Good is Just More Interesting
How does the way you tell the story change if you assume you were in an impossible situation?
SOMETIMES, SITTING IN THE TORRENT OF ANXIETY typical in a day in the life of a psychotherapist–it’s amazing how the ripple effects of political chaos settle in people’s bank accounts, retirement plans, and rattled nervous systems—I wonder if there is some other therapist, sitting in an alternate-universe office, where clients are worry-free and happy about where we’re at. But those folks probably don’t go to therapy.
Like many of my clients, I’m struggling with what we’ve been dealt in this moment of historical tumult. I’m turning to ancestors for wisdom. In 2001, Toni Morrison, brilliant angel, gave an interview with Juan Williams. He asked the question: “How do you survive whole in a world where we’re all victims of something?”
Off the top of her head, without even a stray “um,” she responded: “Sometimes you don't survive whole, you just survive in part. But the grandeur of life is that attempt. It's not about that solution. It is about being as fearless as one can, and behaving as beautifully as one can, under completely impossible circumstances. It's that, that makes it elegant. Good is just more interesting, more complex, more demanding. Evil is silly, it may be horrible, but at the same time it's not a compelling idea. It's predictable. It needs a tuxedo, it needs a headline, it needs blood, it needs fingernails. It needs all that costume in order to get anybody's attention. But the opposite, which is survival, blossoming, endurance, those things are just more compelling intellectually if not spiritually, and they certainly are spiritually. This is a more fascinating job. We are already born, we are going to die. So you have to do something interesting that you respect in between.”
These words perfectly capture the project engaging us as healers and good people in this era collapsing under the weight of its confusions. I love her sentence: “It is about being as fearless as one can, and behaving as beautifully as one can, under completely impossible circumstances” (my italics). With overwhelmed clients I find myself reframing adversity with a question: “How does the way you tell the story change if you assume you were in an impossible situation?” If it's an impossible situation, you can't blame or self-judge or pathologize as readily--that second dart of cruel interpretation is gone--because everybody is floundering and grasping; it’s just the suffering endemic to the human condition; the ground for meaning-making. Supporting new therapists, in particular, when they're mired in these exploitative settings with harsh work expectations, I ask: "What happens when we accept it's an impossible situation, and we did nothing wrong?" The situation still sucks. But we don’t.

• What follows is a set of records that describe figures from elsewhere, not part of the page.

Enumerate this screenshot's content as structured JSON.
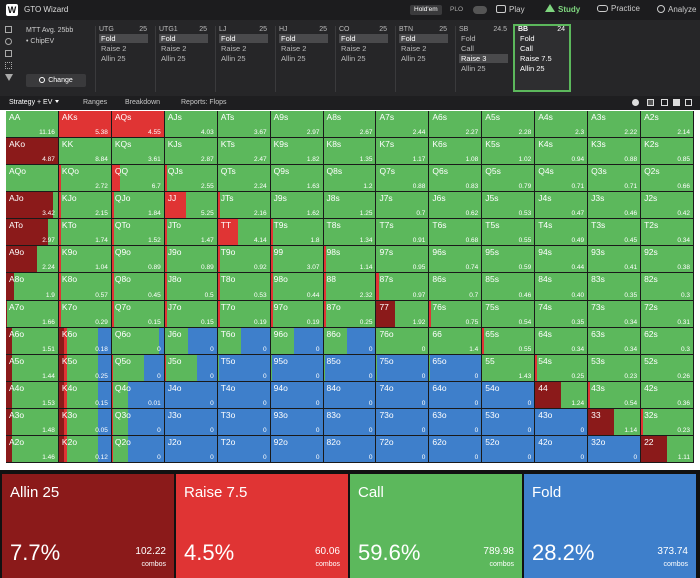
{
  "app": {
    "logo": "W",
    "title": "GTO Wizard"
  },
  "top_nav": {
    "game_pills": [
      "Hold'em",
      "PLO"
    ],
    "items": [
      {
        "label": "Play",
        "icon": "play-icon",
        "active": false
      },
      {
        "label": "Study",
        "icon": "study-icon",
        "active": true
      },
      {
        "label": "Practice",
        "icon": "practice-icon",
        "active": false
      },
      {
        "label": "Analyze",
        "icon": "analyze-icon",
        "active": false
      }
    ]
  },
  "settings": {
    "format": "MTT Avg. 25bb",
    "model": "• ChipEV",
    "change_button": "Change"
  },
  "positions": [
    {
      "name": "UTG",
      "stack": "25",
      "actions": [
        "Fold",
        "Raise 2",
        "Allin 25"
      ],
      "selected": 0,
      "active": false
    },
    {
      "name": "UTG1",
      "stack": "25",
      "actions": [
        "Fold",
        "Raise 2",
        "Allin 25"
      ],
      "selected": 0,
      "active": false
    },
    {
      "name": "LJ",
      "stack": "25",
      "actions": [
        "Fold",
        "Raise 2",
        "Allin 25"
      ],
      "selected": 0,
      "active": false
    },
    {
      "name": "HJ",
      "stack": "25",
      "actions": [
        "Fold",
        "Raise 2",
        "Allin 25"
      ],
      "selected": 0,
      "active": false
    },
    {
      "name": "CO",
      "stack": "25",
      "actions": [
        "Fold",
        "Raise 2",
        "Allin 25"
      ],
      "selected": 0,
      "active": false
    },
    {
      "name": "BTN",
      "stack": "25",
      "actions": [
        "Fold",
        "Raise 2",
        "Allin 25"
      ],
      "selected": 0,
      "active": false
    },
    {
      "name": "SB",
      "stack": "24.5",
      "actions": [
        "Fold",
        "Call",
        "Raise 3",
        "Allin 25"
      ],
      "selected": 2,
      "active": false
    },
    {
      "name": "BB",
      "stack": "24",
      "actions": [
        "Fold",
        "Call",
        "Raise 7.5",
        "Allin 25"
      ],
      "selected": -1,
      "active": true
    }
  ],
  "tabs": [
    "Strategy + EV",
    "Ranges",
    "Breakdown",
    "Reports: Flops"
  ],
  "colors": {
    "allin": "#8b1a1a",
    "raise": "#e03434",
    "call": "#5cb85c",
    "fold": "#3e7fcb"
  },
  "grid": {
    "cols": [
      "A",
      "K",
      "Q",
      "J",
      "T",
      "9",
      "8",
      "7",
      "6",
      "5",
      "4",
      "3",
      "2"
    ],
    "ev": [
      [
        "11.16",
        "5.38",
        "4.55",
        "4.03",
        "3.67",
        "2.97",
        "2.67",
        "2.44",
        "2.27",
        "2.28",
        "2.3",
        "2.22",
        "2.14"
      ],
      [
        "4.87",
        "8.84",
        "3.61",
        "2.87",
        "2.47",
        "1.82",
        "1.35",
        "1.17",
        "1.08",
        "1.02",
        "0.94",
        "0.88",
        "0.85"
      ],
      [
        "",
        "2.72",
        "6.7",
        "2.55",
        "2.24",
        "1.63",
        "1.2",
        "0.88",
        "0.83",
        "0.79",
        "0.71",
        "0.71",
        "0.66"
      ],
      [
        "3.42",
        "2.15",
        "1.84",
        "5.25",
        "2.16",
        "1.62",
        "1.25",
        "0.7",
        "0.62",
        "0.53",
        "0.47",
        "0.46",
        "0.42"
      ],
      [
        "2.97",
        "1.74",
        "1.52",
        "1.47",
        "4.14",
        "1.8",
        "1.34",
        "0.91",
        "0.68",
        "0.55",
        "0.49",
        "0.45",
        "0.34"
      ],
      [
        "2.24",
        "1.04",
        "0.89",
        "0.89",
        "0.92",
        "3.07",
        "1.14",
        "0.95",
        "0.74",
        "0.59",
        "0.44",
        "0.41",
        "0.38"
      ],
      [
        "1.9",
        "0.57",
        "0.45",
        "0.5",
        "0.53",
        "0.44",
        "2.32",
        "0.97",
        "0.7",
        "0.46",
        "0.40",
        "0.35",
        "0.3"
      ],
      [
        "1.66",
        "0.29",
        "0.15",
        "0.15",
        "0.19",
        "0.19",
        "0.25",
        "1.92",
        "0.75",
        "0.54",
        "0.35",
        "0.34",
        "0.31"
      ],
      [
        "1.51",
        "0.18",
        "0",
        "0",
        "0",
        "0",
        "0",
        "0",
        "1.4",
        "0.55",
        "0.34",
        "0.34",
        "0.3"
      ],
      [
        "1.44",
        "0.25",
        "0",
        "0",
        "0",
        "0",
        "0",
        "0",
        "0",
        "1.43",
        "0.25",
        "0.23",
        "0.26"
      ],
      [
        "1.53",
        "0.15",
        "0.01",
        "0",
        "0",
        "0",
        "0",
        "0",
        "0",
        "0",
        "1.24",
        "0.54",
        "0.36"
      ],
      [
        "1.48",
        "0.05",
        "0",
        "0",
        "0",
        "0",
        "0",
        "0",
        "0",
        "0",
        "0",
        "1.14",
        "0.23"
      ],
      [
        "1.46",
        "0.12",
        "0",
        "0",
        "0",
        "0",
        "0",
        "0",
        "0",
        "0",
        "0",
        "0",
        "1.11"
      ]
    ]
  },
  "summary": [
    {
      "label": "Allin 25",
      "pct": "7.7%",
      "combos": "102.22",
      "unit": "combos",
      "color": "#8b1a1a"
    },
    {
      "label": "Raise 7.5",
      "pct": "4.5%",
      "combos": "60.06",
      "unit": "combos",
      "color": "#e03434"
    },
    {
      "label": "Call",
      "pct": "59.6%",
      "combos": "789.98",
      "unit": "combos",
      "color": "#5cb85c"
    },
    {
      "label": "Fold",
      "pct": "28.2%",
      "combos": "373.74",
      "unit": "combos",
      "color": "#3e7fcb"
    }
  ]
}
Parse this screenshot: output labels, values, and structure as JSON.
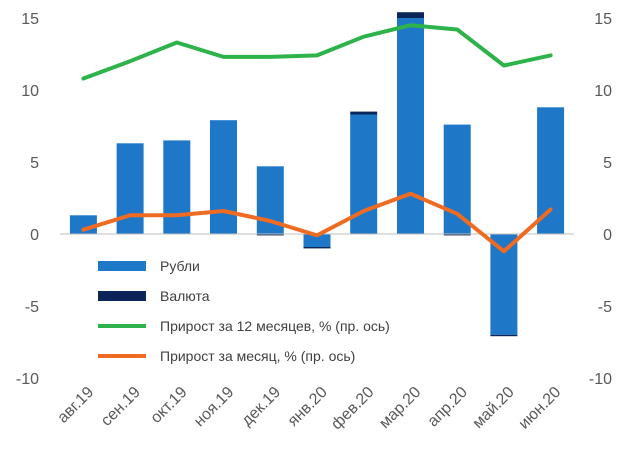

BUT I’M NOT A NIHILIST. NOT EXACTLY. Think back on your own life: Every situation once considered “impossible” eventually becomes something else. Lurking within every impossible situation there’s something we can’t see yet: heroes working behind curtains; creative and improbable adaptations; an earth-rocking variable we didn’t know existed; or maybe an uneasy acceptance. But that word, “impossible,” can act as a placeholder for grace.
In this dark moment, we all deserve grace.
INSPIRATIONS
We should keep our feet on the ground to signify that nothing is beneath us, but we should also lift up our eyes to say nothing is beyond us.
SEAMUS HEANEY
I realized long ago that everything I have had to heal from has taught me to become a fortress of both strength and softness. That to reclaim our freedom, we need to become both silk and sword. To find the keys to the cages they are determined to keep us in, we need to be strategic with what we have learned from our pain. We have worked too hard to become prey all over again. Everything that haunts you is also an army that you lead. Every wound that aches is also what forged you from need. What is trying to hurt you has no idea what you are capable of surviving. What is trying to make you bleed does not know of what you have already survived.
NIKITA GILL
Everything that is tearing us down today will become a memory, and this memory will be shared as an anecdote or a story or a poem or a play or a warning. It will be shared with another human being, who will then understand that he is not alone in his sadness. This is why we show up for others and tell our tales and listen to others. The great congregation meets daily, and you are someone’s angel today.
TENNESSEE WILLIAMS
Do stuff. Be clenched, curious. Not waiting for inspiration's shove or society's kiss on your forehead. Pay attention. It’s all about paying attention. Attention is vitality. It connects you with others. It makes you eager. Stay eager.